Install the latest WasmEdge with plugins:
For macOS (apple silicon)
# install WasmEdge-0.13.4 with wasi-nn-ggml plugin
curl -sSf https://raw.githubusercontent.com/WasmEdge/WasmEdge/master/utils/install.sh | bash -s -- --plugin wasi_nn-ggml
# Assuming you use zsh (the default shell on macOS), run the following command to activate the environment
source $HOME/.zshenv
For Ubuntu (>= 20.04)
# install libopenblas-dev
apt update && apt install -y libopenblas-dev
# install WasmEdge-0.13.4 with wasi-nn-ggml plugin
curl -sSf https://raw.githubusercontent.com/WasmEdge/WasmEdge/master/utils/install.sh | bash -s -- --plugin wasi_nn-ggml
# Assuming you use bash (the default shell on Ubuntu), run the following command to activate the environment
source $HOME/.bashrc
For General Linux
# install WasmEdge-0.13.4 with wasi-nn-ggml plugin
curl -sSf https://raw.githubusercontent.com/WasmEdge/WasmEdge/master/utils/install.sh | bash -s -- --plugin wasi_nn-ggml
# Assuming you use bash (the default shell on Ubuntu), run the following command to activate the environment
source $HOME/.bashrc
Download the llama-chat.wasm
:
curl -LO https://github.com/second-state/llama-utils/raw/main/chat/llama-chat.wasm
Click here to see the download link and commands to run the model.
Execute the WASM with the wasmedge
using the named model feature to preload large model.

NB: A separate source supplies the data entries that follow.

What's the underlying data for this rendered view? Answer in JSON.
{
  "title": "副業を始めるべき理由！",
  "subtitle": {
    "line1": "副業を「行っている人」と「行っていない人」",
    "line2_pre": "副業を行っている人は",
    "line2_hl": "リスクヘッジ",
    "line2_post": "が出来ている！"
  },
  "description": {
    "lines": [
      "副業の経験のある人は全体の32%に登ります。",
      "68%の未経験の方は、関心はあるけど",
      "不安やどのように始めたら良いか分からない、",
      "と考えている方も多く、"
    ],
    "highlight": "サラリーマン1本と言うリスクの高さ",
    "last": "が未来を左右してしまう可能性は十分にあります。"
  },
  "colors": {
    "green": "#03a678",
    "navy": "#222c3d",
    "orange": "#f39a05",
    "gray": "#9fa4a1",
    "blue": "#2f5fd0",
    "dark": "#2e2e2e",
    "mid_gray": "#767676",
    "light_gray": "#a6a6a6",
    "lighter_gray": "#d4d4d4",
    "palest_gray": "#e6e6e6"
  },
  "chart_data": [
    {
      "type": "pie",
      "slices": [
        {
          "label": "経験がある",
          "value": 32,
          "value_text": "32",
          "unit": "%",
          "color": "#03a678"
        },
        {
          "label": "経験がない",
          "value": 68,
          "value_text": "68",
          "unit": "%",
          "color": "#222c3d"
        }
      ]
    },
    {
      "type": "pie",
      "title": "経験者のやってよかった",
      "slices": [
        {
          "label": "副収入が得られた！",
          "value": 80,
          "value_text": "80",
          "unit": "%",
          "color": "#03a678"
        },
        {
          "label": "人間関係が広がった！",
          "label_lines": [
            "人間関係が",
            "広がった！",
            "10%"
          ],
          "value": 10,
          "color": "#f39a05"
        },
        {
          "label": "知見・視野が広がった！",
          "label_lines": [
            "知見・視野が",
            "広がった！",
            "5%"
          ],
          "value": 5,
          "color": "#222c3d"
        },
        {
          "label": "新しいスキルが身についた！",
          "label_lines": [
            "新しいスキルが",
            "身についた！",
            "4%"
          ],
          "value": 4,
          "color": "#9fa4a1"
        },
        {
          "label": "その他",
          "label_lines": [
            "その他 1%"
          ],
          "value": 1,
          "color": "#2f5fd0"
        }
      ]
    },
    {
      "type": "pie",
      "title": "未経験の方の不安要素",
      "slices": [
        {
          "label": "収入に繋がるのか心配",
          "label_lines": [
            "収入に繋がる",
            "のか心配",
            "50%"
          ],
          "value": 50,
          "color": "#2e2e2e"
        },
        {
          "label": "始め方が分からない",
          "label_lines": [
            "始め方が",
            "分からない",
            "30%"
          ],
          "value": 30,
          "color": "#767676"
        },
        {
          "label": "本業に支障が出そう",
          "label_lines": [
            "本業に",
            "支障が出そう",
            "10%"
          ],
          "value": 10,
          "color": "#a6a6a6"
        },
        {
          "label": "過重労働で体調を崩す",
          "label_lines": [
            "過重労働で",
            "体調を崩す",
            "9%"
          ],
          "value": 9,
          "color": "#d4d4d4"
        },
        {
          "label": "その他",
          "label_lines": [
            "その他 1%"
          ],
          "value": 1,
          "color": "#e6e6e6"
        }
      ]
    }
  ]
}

Here we use the Llama-2-7B-Chat
model as an example:
# download model
curl -LO https://huggingface.co/second-state/Llama-2-7B-Chat-GGUF/resolve/main/llama-2-7b-chat.Q5_K_M.gguf
# run the `llama-chat` wasm app with the model
wasmedge --dir .:. --nn-preload default:GGML:AUTO:llama-2-7b-chat.Q5_K_M.gguf \
llama-chat.wasm --prompt-template llama-2-chat
After executing the command, you may need to wait a moment for the input prompt to appear.
You can enter your question once you see the [USER]:
prompt:
[USER]:
What's the capital of France?
[ASSISTANT]:
The capital of France is Paris.
[USER]:
what about Norway?
[ASSISTANT]:
The capital of Norway is Oslo.
[USER]:
I have two apples, each costing 5 dollars. What is the total cost of these apples?
[ASSISTANT]:
The total cost of the two apples is 10 dollars.
[USER]:
What if I have 3 apples?
[ASSISTANT]:
If you have 3 apples, each costing 5 dollars, the total cost of the apples is 15 dollars.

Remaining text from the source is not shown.